Naipaul is a keen and acute observer. Nothing escapes him. This is his strength, as in his meetings with the former military leader of Ghana, Jerry Rawlings, and the former wife of Nelson Mandela, Winnie Mandela. Naipaul is in his elements when he describes these meetings. At other times, though, he strikes a slightly shrill note in his descriptions of poverty and dirt (which seem to be everywhere he goes); it tends to get a tad wearisome after a while. That is not to say however that what he has written is untrue. In one of the countries he visits Naipaul is appalled by what he sees: the roads are in disrepair; garbage litters the sides of the road, uncollected; trim bungalows are replaced by ugly, corrugated shacks— themselves in dilapidated states; and the green hills he remembered so well have all but disappeared. He writes simply:

‘It seemed to me I was in a place where a calamity had occurred.’

The country is Uganda which saw its population, in the forty years since Naipaul first visited it, explode from 5 million in the 1960s to 30 million in the first decade of 21st century, despite decades of civil war and AIDS epidemic, and which, lest we forget, was not without its own brand of racism when, during the tyrannical reign of Idi Amin, it persecuted and ultimately drove away tens of thousands of Asians who had lived peacefully in that country for generations, for no other reason than they were of a different race.

Over the years Naipaul has been accused of many things by his detractors: misanthropy, misogyny, cruelty, racism and, following the publication of The Masque of Africa, of Fascism (by Robert Harris who earns his living by writing racy thrillers which, while they might be made into F grade Hollywood films and fetch him a packet, would not require, it would be safe to assume, to exercise more than 10% of the neurones of an averagely intelligent person). The viciousness of the attacks on Naipaul has reached a higher decibel since he was awarded the Nobel. I have to say that none from the usual list of accusations thrown at Naipaul was evident to me in Masque of Africa, which—give or take an odd loose sentence—is an honest attempt by a non-believer (ancient or modern religions) to arrive at a humane understanding of the centuries-old African beliefs.

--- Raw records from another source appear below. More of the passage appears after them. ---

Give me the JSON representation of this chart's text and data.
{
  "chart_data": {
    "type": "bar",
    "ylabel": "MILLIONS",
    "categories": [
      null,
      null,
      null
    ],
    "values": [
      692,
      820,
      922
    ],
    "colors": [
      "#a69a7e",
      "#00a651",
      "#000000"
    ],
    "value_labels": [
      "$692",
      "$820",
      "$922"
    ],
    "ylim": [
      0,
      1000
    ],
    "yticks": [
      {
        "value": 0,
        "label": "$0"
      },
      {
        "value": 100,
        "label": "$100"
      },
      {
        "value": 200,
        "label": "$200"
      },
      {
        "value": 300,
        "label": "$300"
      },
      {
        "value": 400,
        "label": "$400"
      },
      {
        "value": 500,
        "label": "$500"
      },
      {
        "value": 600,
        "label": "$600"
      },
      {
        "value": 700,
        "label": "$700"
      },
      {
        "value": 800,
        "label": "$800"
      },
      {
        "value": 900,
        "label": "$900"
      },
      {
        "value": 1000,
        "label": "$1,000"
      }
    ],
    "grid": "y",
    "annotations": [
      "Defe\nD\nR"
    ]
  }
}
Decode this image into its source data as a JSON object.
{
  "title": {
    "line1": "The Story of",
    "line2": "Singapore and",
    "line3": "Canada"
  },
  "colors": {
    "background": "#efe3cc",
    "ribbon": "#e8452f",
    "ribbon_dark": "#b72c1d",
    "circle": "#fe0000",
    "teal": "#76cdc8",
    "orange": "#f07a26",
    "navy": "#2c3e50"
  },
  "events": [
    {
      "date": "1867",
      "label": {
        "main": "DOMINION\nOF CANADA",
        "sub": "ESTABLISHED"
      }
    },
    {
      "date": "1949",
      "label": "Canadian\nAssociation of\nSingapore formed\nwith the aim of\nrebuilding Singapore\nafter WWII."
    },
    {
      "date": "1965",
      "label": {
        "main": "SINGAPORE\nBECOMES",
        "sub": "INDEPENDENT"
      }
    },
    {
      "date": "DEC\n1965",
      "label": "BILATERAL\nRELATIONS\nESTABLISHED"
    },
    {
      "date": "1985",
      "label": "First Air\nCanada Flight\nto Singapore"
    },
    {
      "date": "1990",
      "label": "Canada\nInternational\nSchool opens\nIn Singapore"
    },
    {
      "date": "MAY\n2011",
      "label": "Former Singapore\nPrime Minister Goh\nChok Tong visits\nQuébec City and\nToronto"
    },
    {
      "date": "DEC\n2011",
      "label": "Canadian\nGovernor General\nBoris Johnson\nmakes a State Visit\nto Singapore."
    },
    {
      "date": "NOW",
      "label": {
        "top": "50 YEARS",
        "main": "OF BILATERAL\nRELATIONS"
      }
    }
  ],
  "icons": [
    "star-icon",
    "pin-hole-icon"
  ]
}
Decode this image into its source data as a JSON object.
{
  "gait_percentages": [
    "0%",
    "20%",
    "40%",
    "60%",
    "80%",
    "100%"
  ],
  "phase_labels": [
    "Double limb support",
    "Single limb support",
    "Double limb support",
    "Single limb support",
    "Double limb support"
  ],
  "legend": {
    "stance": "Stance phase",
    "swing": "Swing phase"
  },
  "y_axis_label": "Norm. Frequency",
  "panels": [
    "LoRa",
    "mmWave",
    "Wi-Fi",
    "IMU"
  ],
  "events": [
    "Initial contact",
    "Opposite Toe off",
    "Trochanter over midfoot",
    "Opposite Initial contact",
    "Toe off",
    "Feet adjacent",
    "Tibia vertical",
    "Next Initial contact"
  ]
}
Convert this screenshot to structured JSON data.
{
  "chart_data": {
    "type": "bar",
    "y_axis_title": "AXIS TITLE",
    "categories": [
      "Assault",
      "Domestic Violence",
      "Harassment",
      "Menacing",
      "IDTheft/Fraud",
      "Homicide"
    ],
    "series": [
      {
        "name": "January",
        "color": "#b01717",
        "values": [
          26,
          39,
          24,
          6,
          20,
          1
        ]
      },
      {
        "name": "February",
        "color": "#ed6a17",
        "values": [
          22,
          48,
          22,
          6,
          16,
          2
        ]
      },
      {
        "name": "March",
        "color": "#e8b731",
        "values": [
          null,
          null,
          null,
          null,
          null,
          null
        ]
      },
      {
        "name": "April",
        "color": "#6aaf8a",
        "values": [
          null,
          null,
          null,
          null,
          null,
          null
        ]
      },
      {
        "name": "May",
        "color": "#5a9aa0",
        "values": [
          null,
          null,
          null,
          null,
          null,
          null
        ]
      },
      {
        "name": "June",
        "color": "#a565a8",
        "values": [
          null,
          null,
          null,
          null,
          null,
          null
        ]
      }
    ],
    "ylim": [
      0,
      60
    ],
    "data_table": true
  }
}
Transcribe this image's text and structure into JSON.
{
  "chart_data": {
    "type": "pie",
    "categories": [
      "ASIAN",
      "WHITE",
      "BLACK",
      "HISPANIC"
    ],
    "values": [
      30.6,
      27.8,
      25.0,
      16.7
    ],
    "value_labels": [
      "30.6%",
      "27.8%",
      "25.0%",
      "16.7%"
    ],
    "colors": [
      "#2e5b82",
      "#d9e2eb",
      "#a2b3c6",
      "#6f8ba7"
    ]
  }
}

The Masque of Africa is an outsider’s view of the African countries he visits. The outsider does not claim to have special knowledge of the African countries; he does not even claim to have special affection for these countries; neither does he have any pre-conceptions; he is a visitor who owes allegiance to no one and nothing save his artistic integrity. He sees, he notes, and he tells what he sees. If that makes some of us uncomfortable, that is of no concern to him.

And when the observer is the greatest living prose writer of our times the result is a dazzling spectacle of melancholic beauty.